Looking at the Angela Davis poster in my grandparents’ basement, her face locked in something like a battle cry, I wished to be on the winning side of the argument using just the constant and unwavering statement of my own sex and skin color. I wanted to be a hero who existed contrary to stupidity; somebody who by simply living was the actual proof that the worst misconceptions held by the dimmest wits in society, many of them policymakers and architects of public opinion, were wrong. I wanted to believe that the truth was invincible. And it was.
And this is what it said: your opinion here.
An hour later I woke up to the sound of my grandparents talking on the back porch and having their lunch—as they did every day during the summer months when my grandfather wasn’t driving a school bus—of bacon, lettuce and tomato, their voices remarkably clear for having to travel through the wall of the garage and the body of the car and the fog of my grogginess.

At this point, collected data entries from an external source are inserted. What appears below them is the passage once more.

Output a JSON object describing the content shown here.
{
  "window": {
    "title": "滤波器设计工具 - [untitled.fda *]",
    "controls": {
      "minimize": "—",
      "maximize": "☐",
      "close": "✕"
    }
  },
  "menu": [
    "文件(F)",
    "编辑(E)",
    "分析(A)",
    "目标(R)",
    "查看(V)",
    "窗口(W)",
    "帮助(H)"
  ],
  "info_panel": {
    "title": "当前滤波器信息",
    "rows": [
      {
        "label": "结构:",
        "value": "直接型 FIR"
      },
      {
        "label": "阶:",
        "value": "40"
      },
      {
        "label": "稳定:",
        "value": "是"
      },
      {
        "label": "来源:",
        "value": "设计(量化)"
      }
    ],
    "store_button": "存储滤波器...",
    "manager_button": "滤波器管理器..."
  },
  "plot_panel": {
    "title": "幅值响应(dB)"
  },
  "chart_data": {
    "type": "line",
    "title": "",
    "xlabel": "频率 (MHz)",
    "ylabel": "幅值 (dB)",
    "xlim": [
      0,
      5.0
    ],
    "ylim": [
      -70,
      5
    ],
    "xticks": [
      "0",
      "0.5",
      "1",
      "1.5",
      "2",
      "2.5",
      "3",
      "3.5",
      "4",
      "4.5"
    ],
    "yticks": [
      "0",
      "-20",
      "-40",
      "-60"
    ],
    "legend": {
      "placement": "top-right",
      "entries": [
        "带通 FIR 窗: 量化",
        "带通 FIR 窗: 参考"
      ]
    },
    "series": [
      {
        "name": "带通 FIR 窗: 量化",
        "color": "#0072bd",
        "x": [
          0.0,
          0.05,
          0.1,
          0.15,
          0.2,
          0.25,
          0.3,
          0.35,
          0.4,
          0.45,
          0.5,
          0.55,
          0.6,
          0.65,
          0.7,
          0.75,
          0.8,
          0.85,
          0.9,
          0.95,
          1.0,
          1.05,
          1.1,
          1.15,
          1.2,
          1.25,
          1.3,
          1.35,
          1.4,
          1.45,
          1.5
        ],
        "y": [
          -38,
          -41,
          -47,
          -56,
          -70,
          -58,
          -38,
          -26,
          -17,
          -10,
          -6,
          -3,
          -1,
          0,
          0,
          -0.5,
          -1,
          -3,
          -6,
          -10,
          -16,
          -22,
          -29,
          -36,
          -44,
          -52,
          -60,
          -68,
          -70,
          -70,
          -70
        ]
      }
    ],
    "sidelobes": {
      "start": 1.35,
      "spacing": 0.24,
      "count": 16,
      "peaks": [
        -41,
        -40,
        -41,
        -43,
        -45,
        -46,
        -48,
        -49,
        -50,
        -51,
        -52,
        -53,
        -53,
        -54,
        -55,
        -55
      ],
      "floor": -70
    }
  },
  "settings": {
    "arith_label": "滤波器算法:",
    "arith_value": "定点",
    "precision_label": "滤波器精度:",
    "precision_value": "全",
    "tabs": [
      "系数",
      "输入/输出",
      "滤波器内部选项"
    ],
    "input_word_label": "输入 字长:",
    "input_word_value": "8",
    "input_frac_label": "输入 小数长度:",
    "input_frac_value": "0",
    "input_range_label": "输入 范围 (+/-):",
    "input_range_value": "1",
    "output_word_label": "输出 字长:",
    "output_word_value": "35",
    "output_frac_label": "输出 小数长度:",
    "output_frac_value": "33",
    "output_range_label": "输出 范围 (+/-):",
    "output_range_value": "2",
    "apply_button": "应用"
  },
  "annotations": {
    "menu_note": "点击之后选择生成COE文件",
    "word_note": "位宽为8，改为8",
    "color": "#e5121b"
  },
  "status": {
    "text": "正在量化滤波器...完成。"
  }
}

“It wasn’t about her leg, exactly,” continued my grandmother, clarifying a point that had apparently entered my grandfather’s head hurriedly and half-dressed. “It was more about the universe in general.”
“Uh-huh,” he said, still confused.
“She said that she wished that she could wake up every day ... ,” she stopped herself, thinking. “No,” she went on, “every other day and the world would see her as somebody with one normal-sized leg and one extra long leg.”
“What do you mean?” He exhaled affectionate boredom like an ungrantable birthday wish and took a bite of his sandwich.
“You know, instead of thinking that her short leg was too short, people would think that her normal-sized leg was extra long.”
“Too long?”
“No, just extra long.”
“Well, longer than the other one I mean.”
“Right.”
“What would be the difference?”
“Between too long and extra long? I don’t know, I guess just your point of view.”
“No, between one leg that’s too short and one leg that’s extra long?”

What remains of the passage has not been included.